Milli Sporcu Zehra Bıyık; sporculuk döneminde Avrupa ikinciliği, dünya üçüncülüğü ve Türkiye şampiyonlukları yaşadığını, unutulmaz deneyimleri olduğunu belirtti. Selçuk Üniversitesi Engelli Öğrenci Birimi Koordinatörlüğüyle tanıştıktan sonra hayatının değiştiğini anlatan Bıyık, "Kolumu 10 yaşında geçirdiğim bir kaza sonucu kaybettim. Bu yüzden tekrar saç bağlamak, tırnak kesmek, yemek yemek hepsini tekrardan öğrendim. Hayatta bazen o kadar zorluklar yaşıyoruz ki her şeyi yeniden öğrenmek, yeniden yaşamak gibi. Bize değer katan Engelli Öğrenci Birimi Koordinatörlüğü hocalarımıza çok teşekkür ediyorum” dedi.

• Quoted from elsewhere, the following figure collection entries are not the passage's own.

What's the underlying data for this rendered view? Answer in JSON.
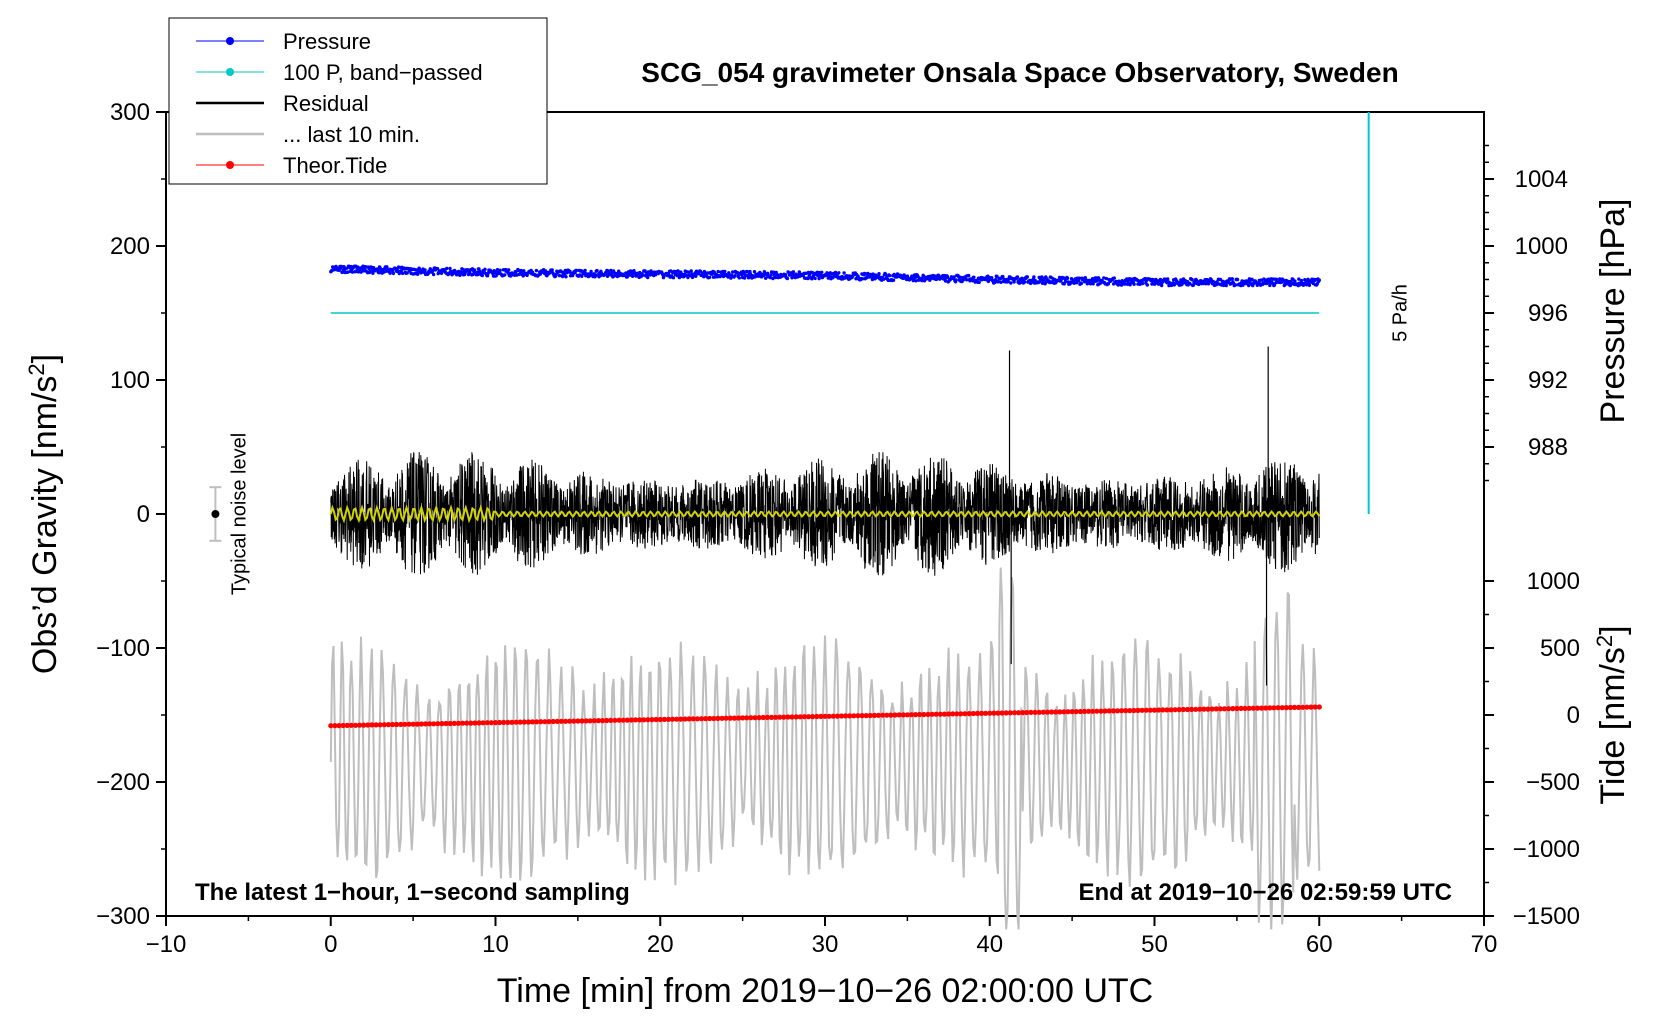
{
  "chart_data": {
    "type": "line",
    "title": "SCG_054 gravimeter Onsala Space Observatory, Sweden",
    "xlabel": "Time [min] from 2019−10−26 02:00:00 UTC",
    "ylabel_left": "Obs’d Gravity [nm/s2]",
    "ylabel_left_text": "Obs’d Gravity [nm/s",
    "ylabel_left_sup": "2",
    "ylabel_left_end": "]",
    "ylabel_pressure": "Pressure [hPa]",
    "ylabel_tide": "Tide [nm/s2]",
    "ylabel_tide_text": "Tide [nm/s",
    "ylabel_tide_sup": "2",
    "ylabel_tide_end": "]",
    "xlim": [
      -10,
      70
    ],
    "ylim": [
      -300,
      300
    ],
    "x_ticks": [
      "−10",
      "0",
      "10",
      "20",
      "30",
      "40",
      "50",
      "60",
      "70"
    ],
    "x_tick_values": [
      -10,
      0,
      10,
      20,
      30,
      40,
      50,
      60,
      70
    ],
    "y_ticks": [
      "300",
      "200",
      "100",
      "0",
      "−100",
      "−200",
      "−300"
    ],
    "y_tick_values": [
      300,
      200,
      100,
      0,
      -100,
      -200,
      -300
    ],
    "pressure_ticks": [
      "1004",
      "1000",
      "996",
      "992",
      "988"
    ],
    "pressure_tick_gravity": [
      250,
      200,
      150,
      100,
      50
    ],
    "tide_ticks": [
      "1000",
      "500",
      "0",
      "−500",
      "−1000",
      "−1500"
    ],
    "tide_tick_gravity": [
      -50,
      -100,
      -150,
      -200,
      -250,
      -300
    ],
    "legend": [
      {
        "label": "Pressure",
        "color": "#0000ff",
        "marker": true
      },
      {
        "label": "100 P, band−passed",
        "color": "#00c8c8",
        "marker": true
      },
      {
        "label": "Residual",
        "color": "#000000",
        "marker": false
      },
      {
        "label": "... last 10 min.",
        "color": "#bebebe",
        "marker": false
      },
      {
        "label": "Theor.Tide",
        "color": "#ff0000",
        "marker": true
      }
    ],
    "series": [
      {
        "name": "Pressure",
        "color": "#0000ff",
        "x": [
          0,
          10,
          20,
          30,
          40,
          50,
          60
        ],
        "y_gravity_units": [
          183,
          180,
          179,
          178,
          175,
          173,
          173
        ],
        "style": "dots"
      },
      {
        "name": "100 P, band-passed",
        "color": "#00c8c8",
        "x": [
          0,
          60
        ],
        "y_gravity_units": [
          150,
          150
        ]
      },
      {
        "name": "Residual",
        "color": "#000000",
        "x_range": [
          0,
          60
        ],
        "center": 0,
        "amplitude_approx": 40,
        "peaks": [
          {
            "x": 41.2,
            "y": 122
          },
          {
            "x": 56.9,
            "y": 125
          },
          {
            "x": 56.8,
            "y": -128
          },
          {
            "x": 41.3,
            "y": -112
          }
        ]
      },
      {
        "name": "... last 10 min.",
        "color": "#bebebe",
        "x_range": [
          0,
          60
        ],
        "center": -185,
        "amplitude_approx": 60
      },
      {
        "name": "Theor.Tide",
        "color": "#ff0000",
        "x": [
          0,
          60
        ],
        "y_gravity_units": [
          -158,
          -144
        ]
      },
      {
        "name": "Band-passed residual",
        "color": "#d2d200",
        "x_range": [
          0,
          60
        ],
        "center": 0,
        "amplitude_approx": 3
      }
    ],
    "vertical_line": {
      "x": 63,
      "y_from": 300,
      "y_to": 0,
      "color": "#00c8c8",
      "label": "5 Pa/h"
    },
    "noise_indicator": {
      "x": -7,
      "value": 0,
      "range": [
        -20,
        20
      ],
      "label": "Typical noise level"
    },
    "footer_left": "The latest 1−hour, 1−second sampling",
    "footer_right": "End at 2019−10−26 02:59:59 UTC"
  }
}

Konya Barosu Engelli Hakları Komisyonu Başkanı Av. Rüveyda Bilge Özmen, engelini bir engel olarak değil, bir farklılık olarak gördüğünü aktardı. Görme engelinden dolayı yaşadığı zorlukları aşma sürecini katılımcılarla paylaşan Özmen, şöyle konuştu: "Acı çekerek stajımı tamamladım. İyi ki de öyle olmuş. İşi yaparken öğrendim. Aslında kaygılanmanın lüzumu yokmuş. O iş bana verildiğinde bir denize atılmış gibi hissettim ama boğulmadan çıkmak da bizim elimizde. Instagram'da içerikler üretiyorum. Oradan da çok sayıda engelli bireye ilham olabildiğimi fark ettim. Konya Barosunda Engelli Hakları Komisyonunu kurduk ve başkan seçildim. Orada da her ay engelli haklarına dair bir etkinlik düzenliyoruz.”

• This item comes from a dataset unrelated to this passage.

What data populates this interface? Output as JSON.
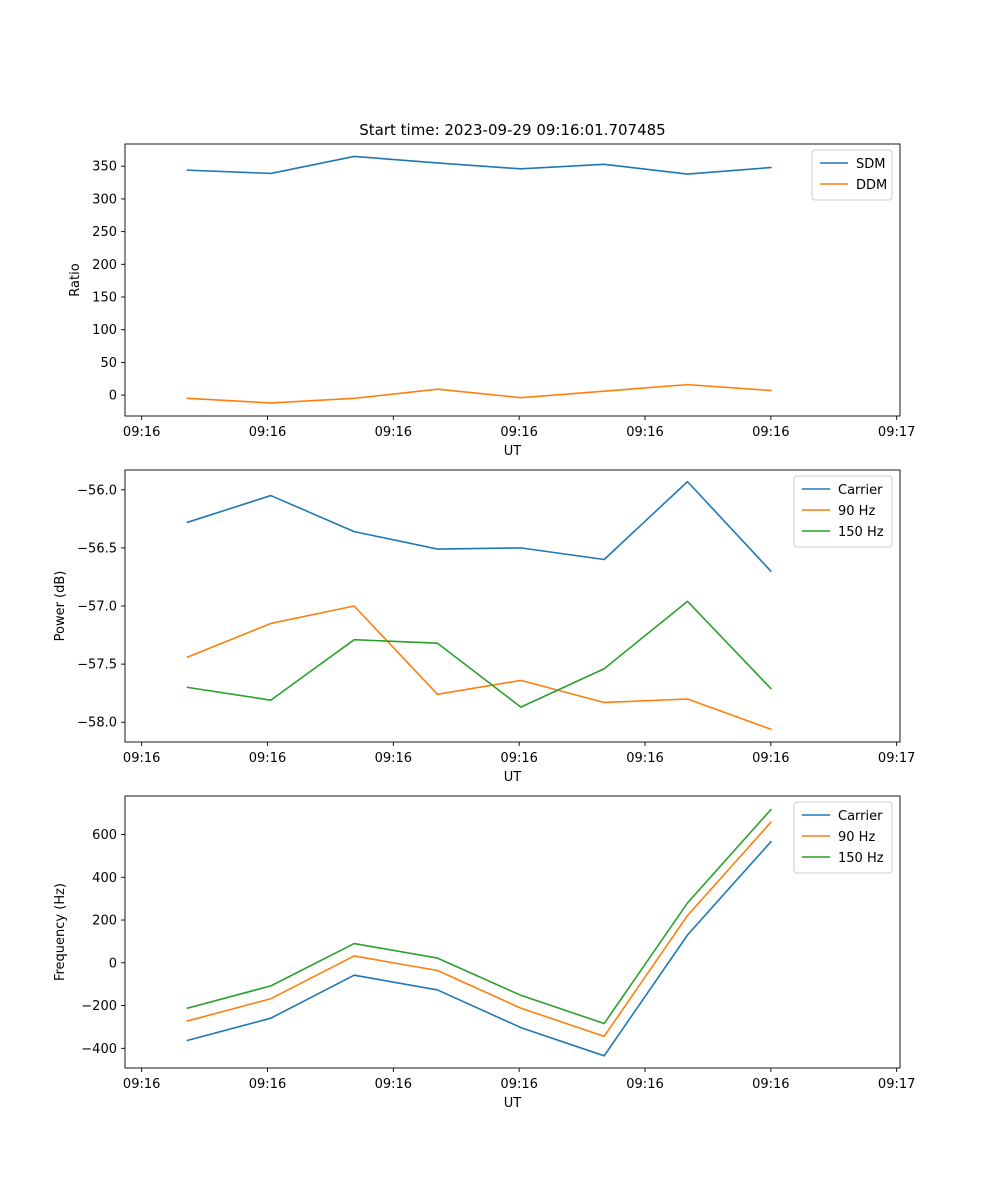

Selçuk Üniversitesi Engelli Öğrenci Birimi Koordinatörü Doç. Dr. Mustafa Güler, söyleşinin açılışında hayatını engellerle mücadele ederek azim ve kararlılıkla yol alan, yaşam kalitelerini artıran, başkalarına da ilham veren bireylerin güçlü hikayelerini dinlemek için bir araya geldiklerini söyledi. Herkesin yaşamında fiziksel, duygusal veya toplumsal engeller olabileceğini ifade eden Güler, "Onlar engellerin sadece fiziksel olmadığını; aynı zamanda zihinlerimizde, kalbimizde ve toplumumuzda var olabileceğini gösteriyorlar. Hepsinin ortak bir yönü var; her biri kendi engellerini aşarak birer engelsiz olmayı başarmış ve kendini gerçekleştirmiş bireylerdir” diye konuştu.